Last month, Ritchie launched on website that allows Minnesotans to register to vote online.
Since then, Republicans, key Democrats, the state's non-partisan legal staff and legislative auditor have raised questions about why he did it without specific legislative enabling language. He has said he had the authority without lawmakers' sign off thanks to existing Minnesota law.
On Thursday, Ritchie met with Republican Senate Minority Leader David Hann, R-Eden Prairie, Sen. Scott Newman, R-Hutchinson, and Rep. Tim Sanders, R-Blaine, to talk through some of their concerns.
"There are questions that need to be answered," Hann said afterwards, stressing the need for assurance that the system is secure. He and the other lawmakers said they did not oppose the idea of online registration but wanted to see it done right.
The lawmakers left with the impression that Ritchie would share the internal legal analysis he had done that gave him the assurance that he could create the system without instruction to do so from the Legislature. Ritchie's office has declined to release that analysis thus far and told the Star Tribune that he would not waive attorney-client privilege to release it. On Thursday, Nathan Bowie, Ritchie's spokesman, said that the office continues to maintain it would not release the analysis.

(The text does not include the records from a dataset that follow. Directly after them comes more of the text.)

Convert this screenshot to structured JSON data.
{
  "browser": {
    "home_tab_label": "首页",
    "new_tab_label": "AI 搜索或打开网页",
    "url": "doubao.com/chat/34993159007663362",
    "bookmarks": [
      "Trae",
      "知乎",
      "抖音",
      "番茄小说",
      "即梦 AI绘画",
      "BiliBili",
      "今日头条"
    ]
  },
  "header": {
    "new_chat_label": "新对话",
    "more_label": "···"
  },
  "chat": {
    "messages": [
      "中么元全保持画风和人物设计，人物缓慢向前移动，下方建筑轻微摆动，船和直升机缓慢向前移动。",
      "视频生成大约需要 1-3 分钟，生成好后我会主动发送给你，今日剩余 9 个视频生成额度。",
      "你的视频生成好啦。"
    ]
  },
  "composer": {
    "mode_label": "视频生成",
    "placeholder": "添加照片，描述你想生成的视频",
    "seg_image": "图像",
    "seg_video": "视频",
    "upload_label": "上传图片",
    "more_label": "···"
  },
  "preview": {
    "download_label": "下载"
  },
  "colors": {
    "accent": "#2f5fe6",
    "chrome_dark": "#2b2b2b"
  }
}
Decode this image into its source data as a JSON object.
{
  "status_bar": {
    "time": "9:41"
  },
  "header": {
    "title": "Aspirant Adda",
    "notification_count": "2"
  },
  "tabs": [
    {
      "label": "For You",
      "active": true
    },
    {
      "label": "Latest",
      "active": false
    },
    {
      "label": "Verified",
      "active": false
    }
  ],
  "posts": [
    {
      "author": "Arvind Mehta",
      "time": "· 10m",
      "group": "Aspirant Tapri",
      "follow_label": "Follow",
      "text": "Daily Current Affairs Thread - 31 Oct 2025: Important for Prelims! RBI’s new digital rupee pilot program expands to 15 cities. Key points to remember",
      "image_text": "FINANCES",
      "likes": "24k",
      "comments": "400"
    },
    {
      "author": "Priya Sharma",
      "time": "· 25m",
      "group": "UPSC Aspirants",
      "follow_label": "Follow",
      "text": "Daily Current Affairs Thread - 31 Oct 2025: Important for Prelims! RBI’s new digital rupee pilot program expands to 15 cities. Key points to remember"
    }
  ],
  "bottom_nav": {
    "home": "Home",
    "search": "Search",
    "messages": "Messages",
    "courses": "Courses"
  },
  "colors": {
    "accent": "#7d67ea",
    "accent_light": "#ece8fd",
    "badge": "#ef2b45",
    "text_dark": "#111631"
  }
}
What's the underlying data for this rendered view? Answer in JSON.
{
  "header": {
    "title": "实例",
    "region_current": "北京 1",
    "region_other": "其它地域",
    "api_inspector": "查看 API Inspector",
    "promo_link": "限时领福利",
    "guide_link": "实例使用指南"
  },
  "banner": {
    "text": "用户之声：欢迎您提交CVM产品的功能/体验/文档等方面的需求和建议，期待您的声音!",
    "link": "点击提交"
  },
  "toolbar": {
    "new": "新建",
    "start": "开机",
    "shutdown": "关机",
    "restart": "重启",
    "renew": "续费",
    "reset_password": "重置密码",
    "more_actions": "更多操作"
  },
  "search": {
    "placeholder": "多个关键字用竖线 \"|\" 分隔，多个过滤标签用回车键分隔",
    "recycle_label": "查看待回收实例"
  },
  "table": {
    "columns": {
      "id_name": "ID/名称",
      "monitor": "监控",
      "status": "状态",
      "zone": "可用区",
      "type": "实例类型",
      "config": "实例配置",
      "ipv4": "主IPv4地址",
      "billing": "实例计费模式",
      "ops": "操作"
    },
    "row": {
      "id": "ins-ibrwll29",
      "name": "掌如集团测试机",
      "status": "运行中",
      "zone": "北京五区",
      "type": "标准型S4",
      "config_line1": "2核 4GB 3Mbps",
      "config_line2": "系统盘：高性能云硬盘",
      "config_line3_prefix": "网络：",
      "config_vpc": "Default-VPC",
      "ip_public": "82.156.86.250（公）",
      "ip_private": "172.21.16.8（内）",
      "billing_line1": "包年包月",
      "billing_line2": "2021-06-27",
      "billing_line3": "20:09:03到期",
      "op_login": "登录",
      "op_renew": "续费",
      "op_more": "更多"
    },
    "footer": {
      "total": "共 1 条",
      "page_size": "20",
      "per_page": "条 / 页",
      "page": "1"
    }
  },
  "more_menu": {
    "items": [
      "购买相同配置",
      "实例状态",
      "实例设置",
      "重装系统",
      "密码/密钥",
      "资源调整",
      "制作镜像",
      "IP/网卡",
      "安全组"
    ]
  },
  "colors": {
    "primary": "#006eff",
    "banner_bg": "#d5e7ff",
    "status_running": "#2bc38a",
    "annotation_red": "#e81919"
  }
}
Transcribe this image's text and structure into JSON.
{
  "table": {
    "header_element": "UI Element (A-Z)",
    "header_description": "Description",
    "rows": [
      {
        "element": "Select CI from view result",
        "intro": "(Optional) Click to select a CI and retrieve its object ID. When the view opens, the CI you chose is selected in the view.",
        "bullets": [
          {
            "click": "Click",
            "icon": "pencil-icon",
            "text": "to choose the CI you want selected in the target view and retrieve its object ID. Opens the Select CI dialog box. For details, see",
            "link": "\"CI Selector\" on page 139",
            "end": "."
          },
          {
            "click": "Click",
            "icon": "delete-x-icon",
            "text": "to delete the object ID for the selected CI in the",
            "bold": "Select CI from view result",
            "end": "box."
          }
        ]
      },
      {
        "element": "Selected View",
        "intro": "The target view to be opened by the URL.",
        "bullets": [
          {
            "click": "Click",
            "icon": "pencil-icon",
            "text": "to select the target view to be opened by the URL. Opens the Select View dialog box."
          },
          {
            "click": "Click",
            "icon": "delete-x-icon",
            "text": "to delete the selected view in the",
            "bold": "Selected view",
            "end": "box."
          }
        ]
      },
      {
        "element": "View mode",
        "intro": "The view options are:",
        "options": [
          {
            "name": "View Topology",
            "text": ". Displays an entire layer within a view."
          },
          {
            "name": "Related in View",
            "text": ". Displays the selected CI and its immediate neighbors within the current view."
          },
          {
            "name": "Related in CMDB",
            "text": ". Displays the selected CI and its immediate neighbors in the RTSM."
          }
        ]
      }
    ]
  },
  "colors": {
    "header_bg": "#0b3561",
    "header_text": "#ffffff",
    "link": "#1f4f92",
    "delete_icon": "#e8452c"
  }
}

The analysis is key because bipartisan and nonpartisan experts have said the system should be vetted through the Legislature.
This week, DFL Gov. Mark Dayton said he agreed with Ritchie's intent but that the system "should get legislative support."
The issue of online registration was not brought up during this year's legislative session as a bipartisan crew of lawmakers examined -- and ultimately passed -- a series of changes to Minnesota's voting law.
Newman, the Republican Senate lead on election issues, said on Thursday that when he read about the new system last moth: "the first question that went through my mind was where does he get the legal authority to spend tax payer money to create the system and implement the system."
The Republicans also raised the specter of a legal challenge to the online registration system, which could cause trouble in the upcoming local elections if voters registered online and then the online system was found to be invalid.
So far, no one has sued over online registration, although cash-strapped Minnesota Majority on Thursday sent out an email fundraiser asking for donations to fund a potential lawsuit.